Godfrey Bloom: Freedom of Contract

Yesterday, on Sadine Nine’s Breakfast Show on BBC Radio Essex, our Honorary President Godfrey Bloom spoke in a two-way debate on “women’s rights”, employment legislation, and freedom of contract in a free society. The debate was separated into two halves. If you would like to like to listen to the debate, please click on the two audio links below.

In the first segment, Mr Bloom first speaks at 2:56:

In the second segment, Mr Bloom first speaks at 1:05:



  1. This woman, Gillian Rutter, who runs a training firm, is typical of women who work in business and go on the media commenting about these issues, pretending that they have some sort of insight into the problems of business owners. She seems to be completely oblivious to the problems that people who run businesses face with this, and throughout the interview she uses left-wing political/ideological language and shaming tactics instead of addressing the points.

    First, who in their right mind would employ a woman and pay her to get pregnant and have children? That makes no sense. You’d need your head read if you think that’s a good idea, yet it’s the law of the land. Why? I agree with Bloom that the real number will be significantly higher than 1 in 7. It’s probably in excess of 90% in very small businesses, which is only to be expected. Obviously there will be circumstances where a highly valued female employee has built up sufficient goodwill with an employer that it is decided she should be paid, in addition to a replacement employee being subsidised, but that’s more of a practice for larger businesses in the main as they can afford it, and it wouldn’t be typical if it weren’t for this legislation.

    It’s not just that employers lose the labour of the employee for a year or so, it’s also that they must pay that employee a state-mandated wage for most of the pregnancy. Surely that’s outrageous. Surely the woman being interviewed here, Ms Rutter, can appreciate that employers might not be able to afford this and might have little option but the discriminate? It may be that these problems do not affect her business, but can she not appreciate that her experiences might not be typical? She seems to have her head stuck in the sand and doesn’t seem to grasp that these gold-plated rights she demands for women might actually be detrimental to employees.

    The solution is, as Bloom says, freedom of contract. The result would be one further blow to career women and one further victory for those, like me, who believe in traditional families, where women stay at home and have children and men work. This explains the view of people like Gillian Rutter. It’s an ideological war. In my view, women should not be working, they are stealing jobs from men. In Ms Rutter’s view, men and women are equal and to enforce this, employers must be required to pay for women to go through the awful inconvenience to their stellar careers of having to fall pregnant give birth to children.
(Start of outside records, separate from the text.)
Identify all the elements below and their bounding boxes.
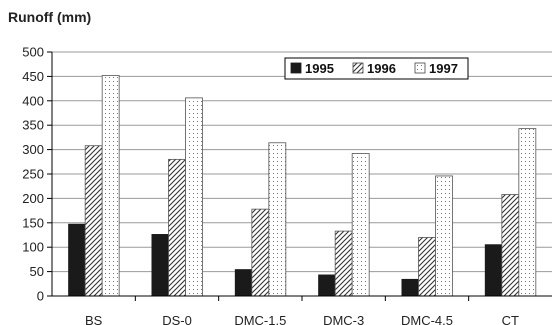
x-tick-label: BS [85,313,103,325]
bar-1997-bs [101,75,120,297]
y-tick-label: 250 [22,167,44,182]
bars [68,75,537,297]
y-tick-label: 50 [30,264,44,279]
x-tick-label: DS-0 [162,313,192,325]
bar-1997-dmc-3 [351,153,370,297]
bar-1996-bs [84,145,103,297]
legend-swatch-1995 [290,62,302,74]
bar-1996-dmc-3 [334,230,353,297]
bar-1995-ct [484,244,502,296]
y-tick-label: 200 [22,191,44,206]
bar-1996-ds-0 [168,158,186,297]
y-tick-label: 100 [22,240,44,255]
bar-1995-dmc-4.5 [401,278,419,296]
y-tick-label: 350 [22,118,44,133]
y-axis-title: Runoff (mm) [8,9,91,25]
bar-1995-dmc-3 [318,274,336,296]
y-tick-label: 500 [22,45,44,60]
legend-label: 1995 [305,61,334,76]
x-tick-label: DMC-1.5 [234,313,286,325]
legend-label: 1997 [429,61,458,76]
y-tick-label: 300 [22,142,44,157]
bar-1995-bs [68,223,86,296]
bar-1996-ct [501,194,520,297]
bar-1995-ds-0 [151,234,169,296]
legend-label: 1996 [367,61,396,76]
gridlines [52,51,552,273]
bar-1997-dmc-1.5 [268,142,287,297]
axes: 0 50 100 150 200 250 300 350 400 450 500 BS DS-0 DMC-… [22,45,552,325]
y-tick-label: 450 [22,69,44,84]
legend-swatch-1997 [414,62,426,74]
legend: 1995 1996 1997 [284,57,469,80]
bar-1997-ct [518,128,537,297]
bar-1997-dmc-4.5 [435,175,453,297]
y-tick-label: 0 [37,289,44,304]
x-tick-label: DMC-3 [323,313,364,325]
x-tick-label: DMC-4.5 [401,313,453,325]
bar-1995-dmc-1.5 [234,269,252,296]
y-tick-label: 150 [22,215,44,230]
bar-1997-ds-0 [185,97,203,297]
legend-swatch-1996 [352,62,364,74]
bar-1996-dmc-1.5 [251,208,270,297]
y-tick-label: 400 [22,93,44,108]
bar-1996-dmc-4.5 [418,237,436,297]
x-tick-label: CT [502,313,519,325]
    One further point. Nothing is mentioned in these discussions about the employees back at the ranch who have to pick up the slack for the absent woman who is off having a baby and getting paid for it. What about their rights? Wouldn’t it be fairer on them if the employer could simply replace the pregnant woman with a new employee, rather that having to pay both. Of course, many of the larger employers can afford to do just that, but here we are addressing the issues of smaller businesses that have limited resources. I suspect that in many cases the situation becomes very exploitative of the left-behind employees and employers also see this and decide to avoid it by not employing women of a certain age.

  2. Another thing-

    In the second recording, Godfrey Bloom keeps parroting PC platitudes.

    At least twice he says: “We want young women in the workplace”.


    I don’t want young women in the workplace. I want to see young women married, at home, having and looking after children. They need to make an early start on that: I’d favour arranged marriages for women from the age of 14 and above. That’s what young women are supposed to do, isn’t it? Marry, have children, take care of the home, etc.

    I must confess, I’ve never understood this obsession with getting women into work beyond that it seems to be just a way of driving down wages, since women (on the whole) do depress wages for everybody. Workplaces with women in them are also very unpleasant environments (even women themselves admit this) and nobody with any sense wants to work with women – even women don’t want to work with women.

    What is all this in aid of? What do we achieve by denying Nature and press-ganging and cajoling young women into doing paid make-work in dreary offices and factories, or as in this case, climbing scaffolding? What about having finding a husband and having children?

    Also, when these career girls go off on their paid maternity leave so they can have their designer children for their plastic families, and presumably get right back to work the day after giving birth, what is the effect of this culture on the mind of children and on wider society?